Burning Coals vs Saybrook Sage
Burning Coals is a Behr color while Saybrook Sage comes from Benjamin Moore. Burning Coals reads as beige-pink, while Saybrook Sage reads as grey — two distinct hue families, not close cousins. With LRVs of 45 and 45, they'll behave almost identically in terms of how much light they reflect back into a room. The tonal difference — Burning Coals's red character against Saybrook Sage's green — becomes most visible against white trim or in morning light. At ΔE 44.0, these are genuinely distinct colors — a strong contrast if used together, or a meaningful choice between two different directions. Below you'll find 1 real-room photo comparison where both colors appear side by side, plus 5 simulated room previews.
Burning Coals vs Saybrook Sage in Real Spaces
1 real room side by side. Seeing Burning Coals and Saybrook Sage in actual rooms makes the difference concrete; browse the spaces below to get a feel for how each color lives on a wall.
Bedroom
Bedroom walls are often seen under warm artificial light, a context that shifts both colors from how they look on a chip. Side by side like this, the difference is easy to read — which is exactly why seeing them in a real space is more useful than comparing chips.
Color Details
Burning Coals vs Saybrook Sage Simulated Comparison
5 simulated room previews — drag the slider on each to see Burning Coals on one side and Saybrook Sage on the other.

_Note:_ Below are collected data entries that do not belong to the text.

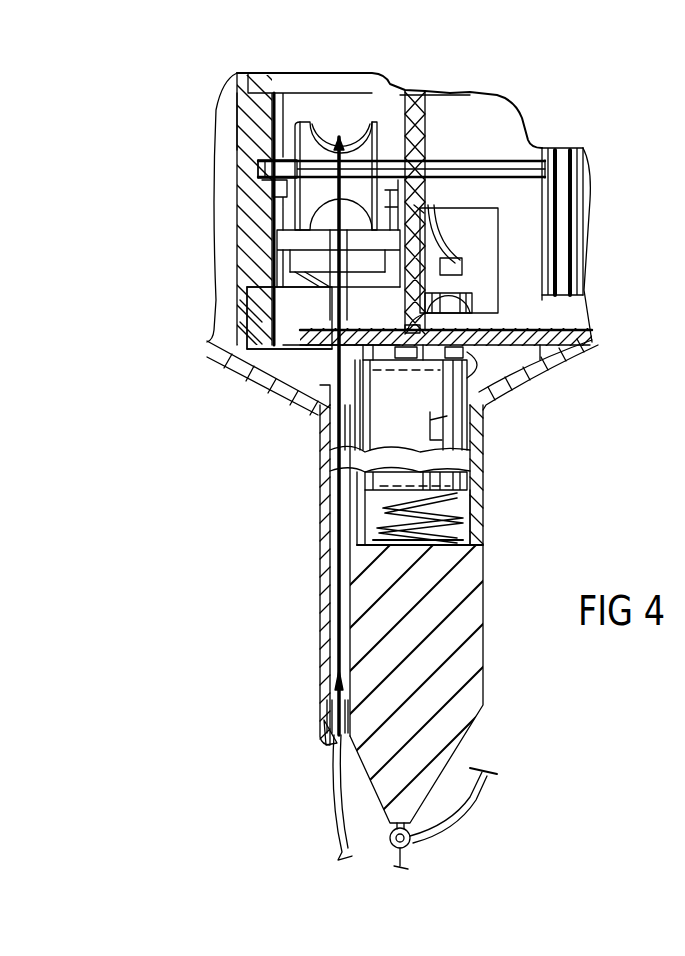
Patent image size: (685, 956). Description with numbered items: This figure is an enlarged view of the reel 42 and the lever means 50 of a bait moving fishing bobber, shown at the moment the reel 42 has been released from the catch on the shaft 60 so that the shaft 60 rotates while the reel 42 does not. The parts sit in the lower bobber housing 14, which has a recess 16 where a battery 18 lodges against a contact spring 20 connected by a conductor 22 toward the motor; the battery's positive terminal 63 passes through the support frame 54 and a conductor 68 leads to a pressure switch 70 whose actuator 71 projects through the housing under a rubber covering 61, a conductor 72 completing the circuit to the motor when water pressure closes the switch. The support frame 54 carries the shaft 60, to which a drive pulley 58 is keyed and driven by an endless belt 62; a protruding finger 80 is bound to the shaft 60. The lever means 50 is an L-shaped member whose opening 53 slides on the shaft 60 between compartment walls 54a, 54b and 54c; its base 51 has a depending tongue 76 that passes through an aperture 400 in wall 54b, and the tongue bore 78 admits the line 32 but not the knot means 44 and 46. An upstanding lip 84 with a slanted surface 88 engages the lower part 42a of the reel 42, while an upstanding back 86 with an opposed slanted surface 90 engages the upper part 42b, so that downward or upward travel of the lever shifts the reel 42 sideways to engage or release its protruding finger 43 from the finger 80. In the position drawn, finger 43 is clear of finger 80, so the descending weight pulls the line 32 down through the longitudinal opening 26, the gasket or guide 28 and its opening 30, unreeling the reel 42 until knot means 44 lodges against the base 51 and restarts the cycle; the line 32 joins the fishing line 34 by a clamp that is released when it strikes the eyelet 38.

The lower bobber housing 14 is at (428, 622).
The recess 16 is at (469, 511).
The battery 18 is at (438, 442).
The contact spring 20 is at (462, 540).
The conductor 22 is at (328, 400).
The longitudinal opening 26 is at (329, 486).
The gasket or guide 28 is at (327, 712).
The opening 30 is at (327, 730).
The line 32 is at (318, 402).
The fishing line 34 is at (460, 813).
The eyelet 38 is at (411, 840).
The reel 42 is at (243, 121).
The lower part of the reel 42a is at (283, 233).
The upper part of the reel 42b is at (362, 138).
The catch means (protruding finger) 43 is at (270, 158).
The knot means 44 is at (262, 263).
The knot means 46 is at (337, 685).
The lever means 50 is at (393, 92).
The base 51 is at (283, 258).
The opening 53 is at (395, 152).
The support frame 54 is at (518, 343).
The compartment wall 54a is at (420, 207).
The compartment wall 54b is at (245, 348).
The compartment wall 54c is at (283, 245).
The drive pulley 58 is at (583, 230).
The shaft 60 is at (507, 160).
The rubber covering 61 is at (470, 362).
The endless belt 62 is at (557, 187).
The positive terminal 63 is at (328, 398).
The conductor 68 is at (497, 387).
The pressure switch 70 is at (590, 341).
The actuator 71 is at (432, 412).
The conductor 72 is at (455, 250).
The tongue 76 is at (348, 290).
The tongue bore 78 is at (348, 305).
The catch means (protruding finger) 80 is at (258, 169).
The upstanding lip 84 is at (283, 225).
The upstanding back 86 is at (401, 127).
The slanted surface 88 is at (283, 215).
The slanted surface 90 is at (358, 103).
The aperture 400 is at (330, 292).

Digital color is approximate. These simulations are generated from the manufacturer's hex values and overlaid on grayscale room photos — your screen's calibration, brightness, and viewing angle all affect how they render. Before committing to either color, test physical samples in your own space under the light you actually live with.
More Burning Coals comparisons
See how Burning Coals stacks up against other well-photographed colors across different brands and tones.